Selon nous, les mouvements ont échoué avant tout parce que nous avions peur de n’être pas suffisamment organisés, préparés et armés ; puis parce que nous n’étions pas assez décidés, volitifs, audacieux, et autonomes, c’est-à-dire anarchistes. Nous oublions l’imprévu de l’histoire. Car il n’y avait pas – et il n’y a pas – maturité de conscience. Car nous avons négligé de créer un mouvement anarchiste autonome, séparé des partis politiques, qui nous ont étouffés, nous anéantissant. À certains moments de l’histoire, l’histoire est dans les mains des minorités initiatrices mélangées aux foules révoltées, au milieu desquelles les anarchistes ont une place naturelle.

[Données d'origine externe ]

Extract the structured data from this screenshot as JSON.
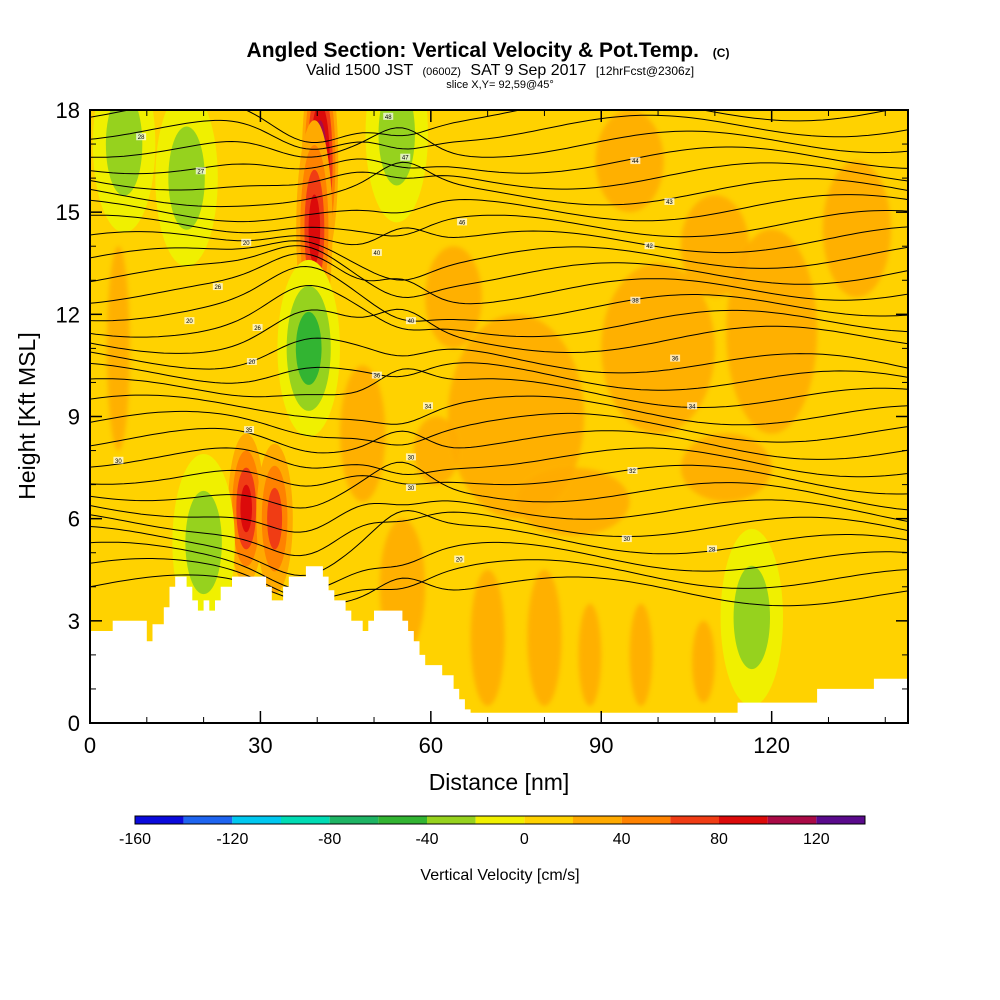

Il faut avoir le courage de confesser qu’il n’existe pas un courant – ou mouvement anarchiste dynamique qui œuvre avec indépendance, énergie et décision dans les mouvements populaires, qui se fonde avec la masse, qui agisse par elle-même, qui s’y insère pour les étendre, les généraliser et entraîner les « autres » – non pas avec des accords bâtards – mais avec l’exemple, avec les nécessités péremptoires des faits accomplis. On a peur de gâcher et de perturber les ordres des Centrales, si bien que face à elle, nous nous paralysons mutuellement, nous nous arrêtons et nous nous suicidons. Et l’instant psychologique s’évanouit, se dissout ; et les anarchistes manquent ainsi à leur mission historique d’initiateurs, d’animateurs et de moteurs, pour se disperser, s’annuler et se suicider dans les Centrales des Partis Politiques qui, les absorbant et les baladant, les mettent en bouteille.

Si l’on observe avec l’œil objectif de l’histoire, en synthèse, la série des mouvements dynamiques insurrectionnels durant le biennio ‘19-’20, on remarque avec stupeur l’absence de l’action anarchiste autonome, initiatrice et propulsive, c’est-à-dire l’attaque audacieuse,à fond, pour la libération totale, celle des minorités initiatrices, des anarchistes, qui, fondues et mêlées aux foules insurgées, pouvaient et devaient mettre en mouvement cette puissance démolisseuse pour renverser les Centrales, les Partis, les Autorités, mais à la place, nous faisions de la haute politique… unitaire !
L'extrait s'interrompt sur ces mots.